Saturday, February 14, 2009

Coping with Pain


Daughter came home with a note from the workshop yesterday. She had been treated for a sore ankle. I looked at her ankle and probed it. She never gave any indication of pain, and she isn't limping.




Her ankle is fine. Her heart is hurting. She knows Granddad is dying. She can't express those feelings verbally at the workshop, so she complains of a sore ankle. It gets her attention and sympathy, without the risk of her sadness giving way to tears.




She hasn't complained of her to me. She knows that I share her heart pain and understand it. She knows that I will give her a hug and listen to her fears. She also knows that I won't buy the ankle pain, I'll make her face the heart pain.




I cooked breakfast today. I made French toast. Every Saturday Dad got up and made us a big breakfast. We never knew what it would be, but we knew that when it was almost ready he'd go through the house taunting us. "There's nothing I hate more than to fix breakfast and have nobody here to eat it." "If I'm up, everyone should be up!" We'd drag ourselves out of bed and feast on pancakes, or waffles, or scrambled eggs with the works, sausage gravy and biscuits, chipped beef on cornbread, or who knows what else. It was the one morning a week that we set aside the cereal for a big breakfast.
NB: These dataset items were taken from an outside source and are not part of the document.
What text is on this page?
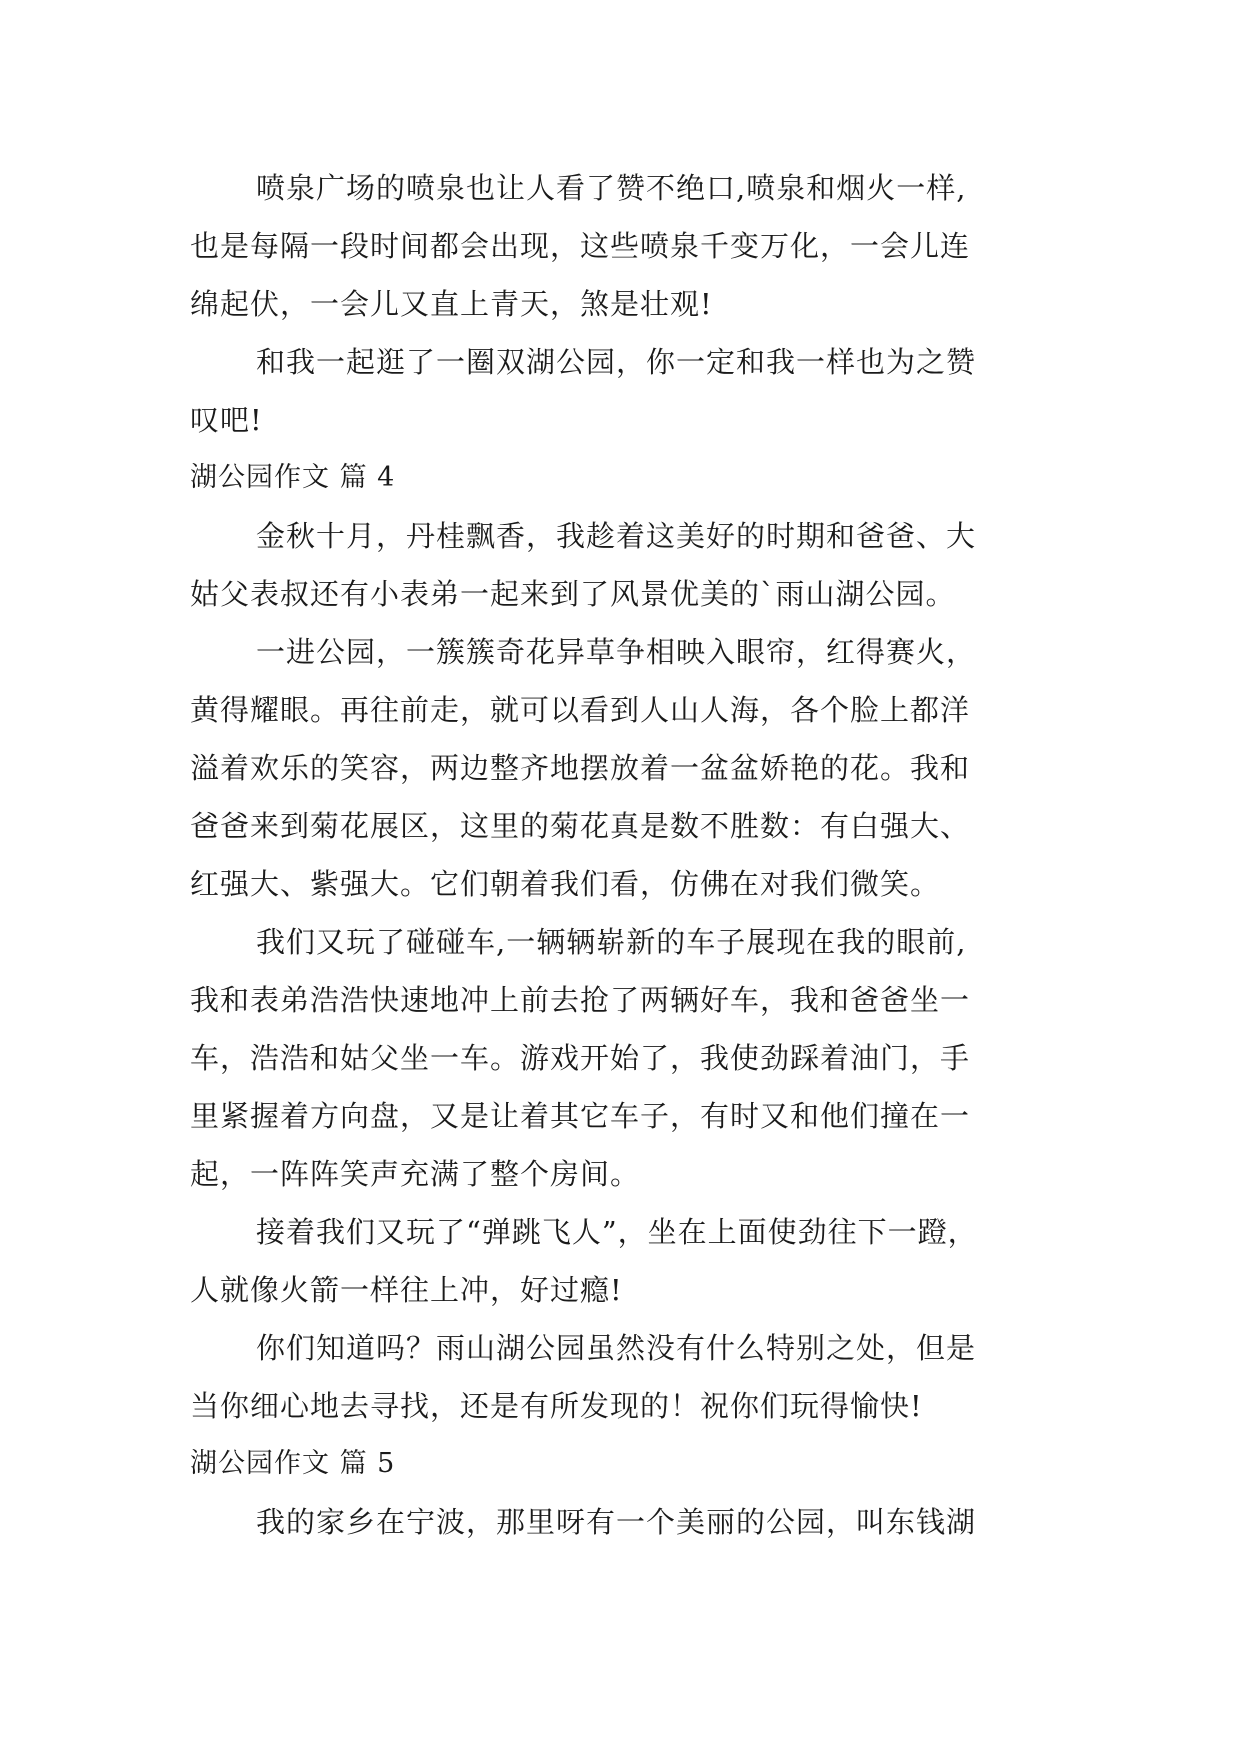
喷泉广场的喷泉也让人看了赞不绝口,喷泉和烟火一样,
也是每隔一段时间都会出现，这些喷泉千变万化，一会儿连
绵起伏，一会儿又直上青天，煞是壮观!
和我一起逛了一圈双湖公园，你一定和我一样也为之赞
叹吧!
湖公园作文 篇 4
金秋十月，丹桂飘香，我趁着这美好的时期和爸爸、大
姑父表叔还有小表弟一起来到了风景优美的`雨山湖公园。
一进公园，一簇簇奇花异草争相映入眼帘，红得赛火，
黄得耀眼。再往前走，就可以看到人山人海，各个脸上都洋
溢着欢乐的笑容，两边整齐地摆放着一盆盆娇艳的花。我和
爸爸来到菊花展区，这里的菊花真是数不胜数：有白强大、
红强大、紫强大。它们朝着我们看，仿佛在对我们微笑。
我们又玩了碰碰车,一辆辆崭新的车子展现在我的眼前,
我和表弟浩浩快速地冲上前去抢了两辆好车，我和爸爸坐一
车，浩浩和姑父坐一车。游戏开始了，我使劲踩着油门，手
里紧握着方向盘，又是让着其它车子，有时又和他们撞在一
起，一阵阵笑声充满了整个房间。
接着我们又玩了“弹跳飞人”，坐在上面使劲往下一蹬，
人就像火箭一样往上冲，好过瘾!
你们知道吗？雨山湖公园虽然没有什么特别之处，但是
当你细心地去寻找，还是有所发现的！祝你们玩得愉快!
湖公园作文 篇 5
我的家乡在宁波，那里呀有一个美丽的公园，叫东钱湖
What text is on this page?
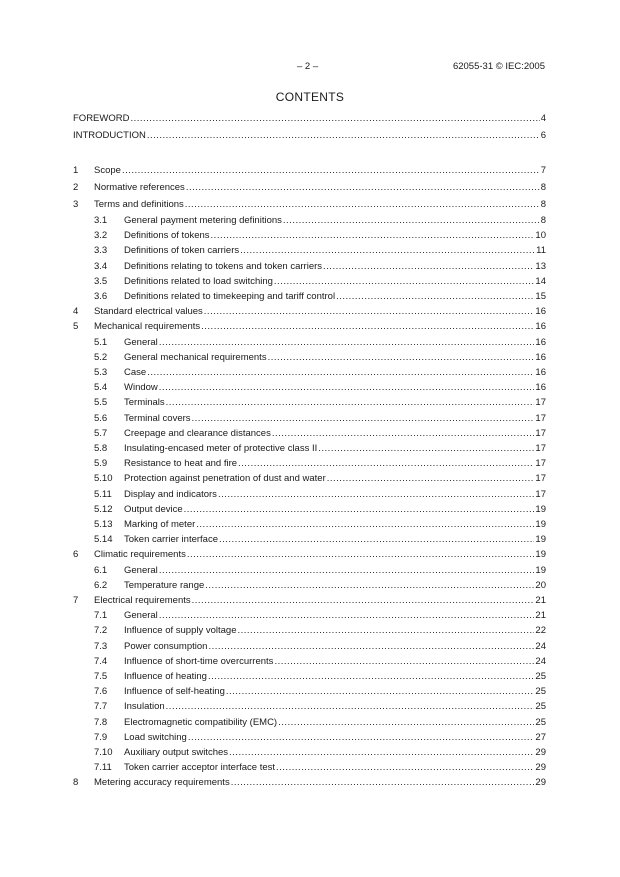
– 2 –	62055-31 © IEC:2005
CONTENTS
FOREWORD .....	4
INTRODUCTION .....	6
1	Scope .....	7
2	Normative references .....	8
3	Terms and definitions .....	8
3.1	General payment metering definitions .....	8
3.2	Definitions of tokens .....	10
3.3	Definitions of token carriers .....	11
3.4	Definitions relating to tokens and token carriers .....	13
3.5	Definitions related to load switching .....	14
3.6	Definitions related to timekeeping and tariff control .....	15
4	Standard electrical values .....	16
5	Mechanical requirements .....	16
5.1	General .....	16
5.2	General mechanical requirements .....	16
5.3	Case .....	16
5.4	Window .....	16
5.5	Terminals .....	17
5.6	Terminal covers .....	17
5.7	Creepage and clearance distances .....	17
5.8	Insulating-encased meter of protective class II .....	17
5.9	Resistance to heat and fire .....	17
5.10	Protection against penetration of dust and water .....	17
5.11	Display and indicators .....	17
5.12	Output device .....	19
5.13	Marking of meter .....	19
5.14	Token carrier interface .....	19
6	Climatic requirements .....	19
6.1	General .....	19
6.2	Temperature range .....	20
7	Electrical requirements .....	21
7.1	General .....	21
7.2	Influence of supply voltage .....	22
7.3	Power consumption .....	24
7.4	Influence of short-time overcurrents .....	24
7.5	Influence of heating .....	25
7.6	Influence of self-heating .....	25
7.7	Insulation .....	25
7.8	Electromagnetic compatibility (EMC) .....	25
7.9	Load switching .....	27
7.10	Auxiliary output switches .....	29
7.11	Token carrier acceptor interface test .....	29
8	Metering accuracy requirements .....	29
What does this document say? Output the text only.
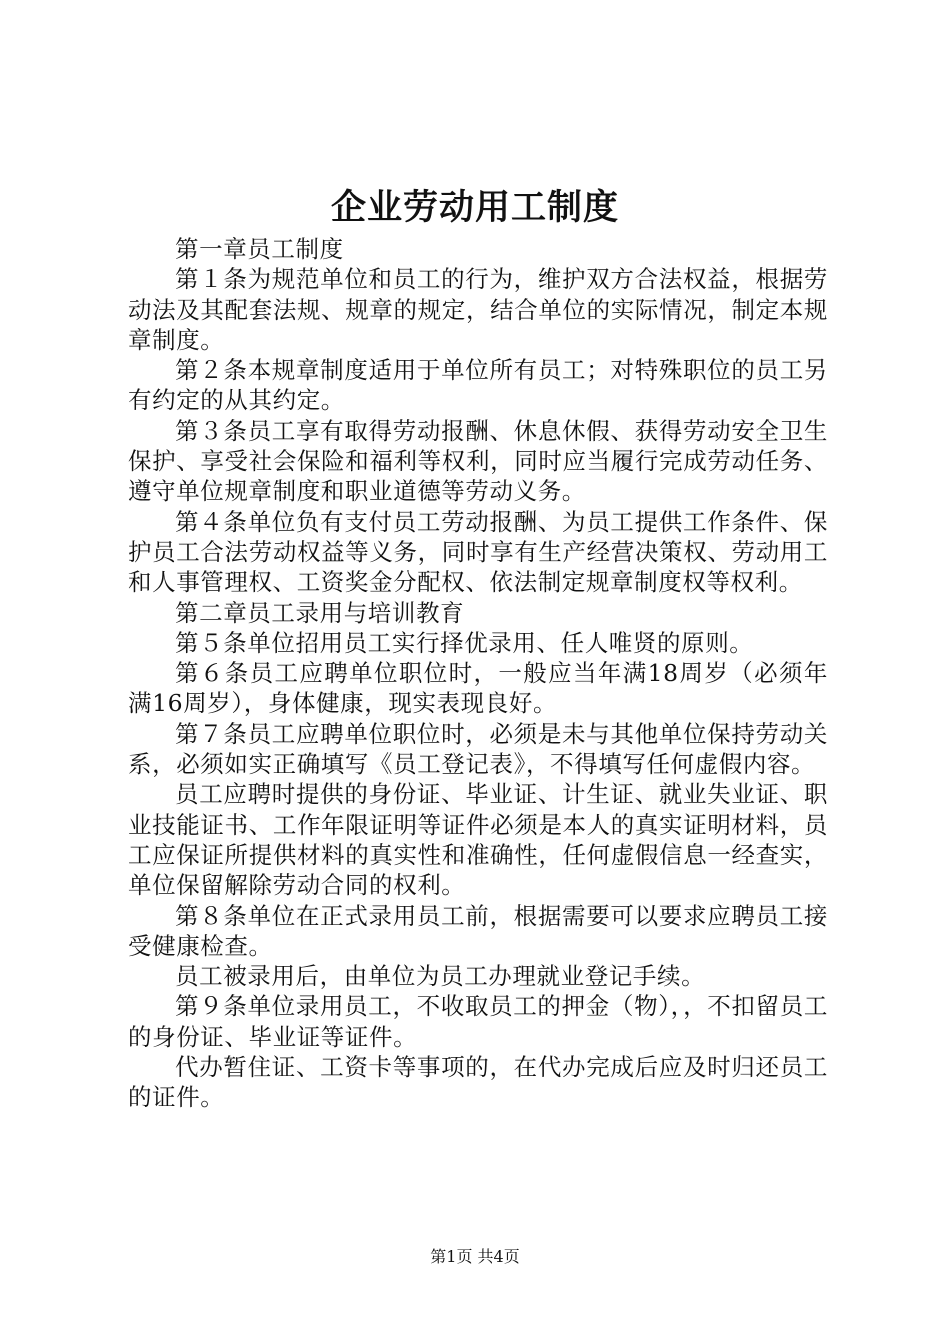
企业劳动用工制度

第一章员工制度

第１条为规范单位和员工的行为，维护双方合法权益，根据劳动法及其配套法规、规章的规定，结合单位的实际情况，制定本规章制度。

第２条本规章制度适用于单位所有员工；对特殊职位的员工另有约定的从其约定。

第３条员工享有取得劳动报酬、休息休假、获得劳动安全卫生保护、享受社会保险和福利等权利，同时应当履行完成劳动任务、遵守单位规章制度和职业道德等劳动义务。

第４条单位负有支付员工劳动报酬、为员工提供工作条件、保护员工合法劳动权益等义务，同时享有生产经营决策权、劳动用工和人事管理权、工资奖金分配权、依法制定规章制度权等权利。

第二章员工录用与培训教育

第５条单位招用员工实行择优录用、任人唯贤的原则。

第６条员工应聘单位职位时，一般应当年满18周岁（必须年满16周岁），身体健康，现实表现良好。

第７条员工应聘单位职位时，必须是未与其他单位保持劳动关系，必须如实正确填写《员工登记表》，不得填写任何虚假内容。

员工应聘时提供的身份证、毕业证、计生证、就业失业证、职业技能证书、工作年限证明等证件必须是本人的真实证明材料，员工应保证所提供材料的真实性和准确性，任何虚假信息一经查实，单位保留解除劳动合同的权利。

第８条单位在正式录用员工前，根据需要可以要求应聘员工接受健康检查。

员工被录用后，由单位为员工办理就业登记手续。

第９条单位录用员工，不收取员工的押金（物），，不扣留员工的身份证、毕业证等证件。

代办暂住证、工资卡等事项的，在代办完成后应及时归还员工的证件。

第1页 共4页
We will celebrate Dad's life when we eat on breakfast on Saturday morning.




I'm going to have to make some sausage gravy when we get back home after the wedding. That was Daughter's favorite, and Dad always made it for her when we came to visit. It was very unhealthy, and it totally messed up her blood sugar, and we didn't care. It was Granddad's way of telling Daughter he loved her.